Wild Edible Plants . . .

This site is a database for wild edible plants of North America. I encourage any users to leave comments reflecting their experiences with a certain plant. Much of our knowledge of edible plants is either lost, superstitious or incorrect. There's a lot of hype about how dangerous wild plants can be, when in reality most are not only safe they're critical for your health.

My perspective is somewhat unique in that my family and I have camped as a lifestyle for over a decade - essentially lived with edible plants and used them on a daily basis. We have also been raw fooders for a very long period. Becoming 100% raw vegan sparked my interest in edible plants like nothing else. Every day I was out hiking the trails barefoot, eating grass, eating flowers, trying parts of the many plants I came across with a clean palate . . .

Using wild edible plants is the best way we can defy the system, maintain our health, and get our independence back.

Wednesday, February 11, 2009

Laurelcherry [prunus caroliniana]

Laurelcherry is a small evergreen tree native to the Southeast. It's in the rose family, and related to all other cherries, plums, apples, etc. The cherries remain on the tree often until spring. Because of its smooth bark, evergreen foliage, and winter fruit - at first it looks like a holly with black berries. But it is a cherry.

The fruit is essentially a thin edible rind over a large green seed. It is strong, bitter and unripe up into the winter - like all wild cherries, bitter until soft. Since the flesh is so thin, it shrivels rather than softens - but the softening is when most of the bitterness goes away - it's still strong though, with an intense cherry liquor flavor. You're really almost eating just the skin of the cherry.

To be certain a cherry's a cherry I always eat a leaf. It's bitter usually the first 5 to 8 seconds, then an unmistakable cherry flavor hits - and there's no question. The leaves have a trace of cyanide (hydrocyanic acid), and so do the pits . . . it's interesting that Native Americans used to pound whole cherries including the pits into a mash and dry into cakes. So our understanding of hydrocyanic acid might need reevaluated.
Many sites refer to the fruit of the laurelcherry as either poisonous or inedible. But here's a report put out by the Forest Service. They refer to the fruit as "suited for human consumption".


  1. lol on your other site you asked what this was. Seems I was right too! Too cool that it can be eaten.

  2. Witchy,

    There is laurelcherry everywhere in bloom right now, with some trees' blooms right beside last year's cherries.

    The cherries on the trees are still firm and very, very strong.
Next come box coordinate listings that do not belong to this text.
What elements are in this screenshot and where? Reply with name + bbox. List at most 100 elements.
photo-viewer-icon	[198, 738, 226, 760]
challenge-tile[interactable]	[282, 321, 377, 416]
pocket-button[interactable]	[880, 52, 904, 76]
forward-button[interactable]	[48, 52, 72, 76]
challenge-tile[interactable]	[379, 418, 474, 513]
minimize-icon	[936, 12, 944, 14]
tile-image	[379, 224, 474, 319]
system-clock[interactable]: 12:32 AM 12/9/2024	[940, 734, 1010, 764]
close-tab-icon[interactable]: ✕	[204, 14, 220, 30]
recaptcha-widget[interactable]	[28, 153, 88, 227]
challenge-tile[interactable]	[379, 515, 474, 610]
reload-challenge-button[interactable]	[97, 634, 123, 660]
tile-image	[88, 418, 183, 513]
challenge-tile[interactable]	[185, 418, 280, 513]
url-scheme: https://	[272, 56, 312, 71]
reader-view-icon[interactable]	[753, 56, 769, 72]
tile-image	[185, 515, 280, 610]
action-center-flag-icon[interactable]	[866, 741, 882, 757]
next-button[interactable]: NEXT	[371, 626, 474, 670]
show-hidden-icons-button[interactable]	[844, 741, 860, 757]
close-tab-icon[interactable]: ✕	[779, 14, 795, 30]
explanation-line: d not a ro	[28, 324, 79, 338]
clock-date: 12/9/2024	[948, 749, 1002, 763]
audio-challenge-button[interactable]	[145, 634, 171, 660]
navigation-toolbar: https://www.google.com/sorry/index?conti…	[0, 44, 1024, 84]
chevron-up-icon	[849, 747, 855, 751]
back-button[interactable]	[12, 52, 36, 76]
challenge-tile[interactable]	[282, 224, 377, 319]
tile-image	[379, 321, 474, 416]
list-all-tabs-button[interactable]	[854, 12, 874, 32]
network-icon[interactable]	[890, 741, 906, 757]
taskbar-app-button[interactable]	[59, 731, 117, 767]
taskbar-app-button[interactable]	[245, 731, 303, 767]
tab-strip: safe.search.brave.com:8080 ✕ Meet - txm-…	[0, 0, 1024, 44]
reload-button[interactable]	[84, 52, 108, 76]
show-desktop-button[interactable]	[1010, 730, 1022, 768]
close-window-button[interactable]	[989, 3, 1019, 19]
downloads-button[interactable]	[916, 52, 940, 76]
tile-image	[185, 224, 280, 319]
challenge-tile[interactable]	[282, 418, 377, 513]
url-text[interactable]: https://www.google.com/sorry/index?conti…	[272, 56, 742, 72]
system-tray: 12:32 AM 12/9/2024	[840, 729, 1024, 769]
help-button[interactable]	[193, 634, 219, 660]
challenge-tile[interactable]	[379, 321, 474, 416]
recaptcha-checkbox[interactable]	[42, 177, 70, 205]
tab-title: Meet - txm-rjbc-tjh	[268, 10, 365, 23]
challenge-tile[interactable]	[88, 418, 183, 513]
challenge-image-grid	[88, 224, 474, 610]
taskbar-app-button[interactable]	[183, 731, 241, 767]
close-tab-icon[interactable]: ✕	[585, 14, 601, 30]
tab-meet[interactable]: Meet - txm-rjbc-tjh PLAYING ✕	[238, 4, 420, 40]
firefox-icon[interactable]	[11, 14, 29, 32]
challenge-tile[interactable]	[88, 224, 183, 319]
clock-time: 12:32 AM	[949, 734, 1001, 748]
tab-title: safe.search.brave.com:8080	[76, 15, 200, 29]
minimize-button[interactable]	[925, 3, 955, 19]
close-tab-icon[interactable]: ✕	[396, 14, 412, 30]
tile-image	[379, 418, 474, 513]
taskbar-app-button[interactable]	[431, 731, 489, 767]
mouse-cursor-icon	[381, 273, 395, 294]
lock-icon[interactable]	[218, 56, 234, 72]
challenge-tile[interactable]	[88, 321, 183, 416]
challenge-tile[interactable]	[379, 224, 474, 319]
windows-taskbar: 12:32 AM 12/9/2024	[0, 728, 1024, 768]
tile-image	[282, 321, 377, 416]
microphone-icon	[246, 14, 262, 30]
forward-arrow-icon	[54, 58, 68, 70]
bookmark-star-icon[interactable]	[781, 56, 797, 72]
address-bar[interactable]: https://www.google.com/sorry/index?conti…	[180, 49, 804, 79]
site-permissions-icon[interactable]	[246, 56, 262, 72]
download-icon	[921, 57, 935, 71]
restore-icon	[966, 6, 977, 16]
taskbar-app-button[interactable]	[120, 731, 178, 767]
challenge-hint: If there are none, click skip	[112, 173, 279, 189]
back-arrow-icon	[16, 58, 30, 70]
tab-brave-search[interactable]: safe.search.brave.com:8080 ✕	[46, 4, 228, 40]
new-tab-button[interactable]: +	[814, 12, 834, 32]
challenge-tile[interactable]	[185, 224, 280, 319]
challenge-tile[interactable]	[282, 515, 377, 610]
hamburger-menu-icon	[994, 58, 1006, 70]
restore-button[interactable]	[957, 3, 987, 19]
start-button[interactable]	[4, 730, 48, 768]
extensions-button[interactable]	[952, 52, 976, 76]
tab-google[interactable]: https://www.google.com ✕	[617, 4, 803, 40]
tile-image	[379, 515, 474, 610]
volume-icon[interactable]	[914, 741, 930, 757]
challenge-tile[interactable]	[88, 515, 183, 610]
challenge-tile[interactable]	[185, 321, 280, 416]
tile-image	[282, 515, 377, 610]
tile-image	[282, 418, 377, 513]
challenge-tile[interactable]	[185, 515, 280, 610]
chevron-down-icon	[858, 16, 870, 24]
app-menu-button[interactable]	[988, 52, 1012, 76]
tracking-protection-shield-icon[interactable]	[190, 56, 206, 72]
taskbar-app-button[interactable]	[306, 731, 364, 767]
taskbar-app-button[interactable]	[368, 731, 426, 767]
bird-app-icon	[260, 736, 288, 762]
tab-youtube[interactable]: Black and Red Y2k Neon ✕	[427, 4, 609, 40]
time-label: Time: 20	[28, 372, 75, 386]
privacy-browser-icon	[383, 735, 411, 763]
I think they might benefit from being picked and set out through a hot afternoon sun - this is a technique I used successfully on chokecherries out in New Mexico. What were once very bitter cherries, after several hours in the sun, became sweet dried cherries, without a trace of bitterness.

    Some of the laurelcherries have old fruit littered below them, and this may be the next-best alternative for harvesting them. Many had lost all bitterness and softened - however some had begun to ferment! So behind all that medicine in the cherry must be a nice amount of sugar.

  3. I haven't seen an update since 2009? I am in Tennessee also.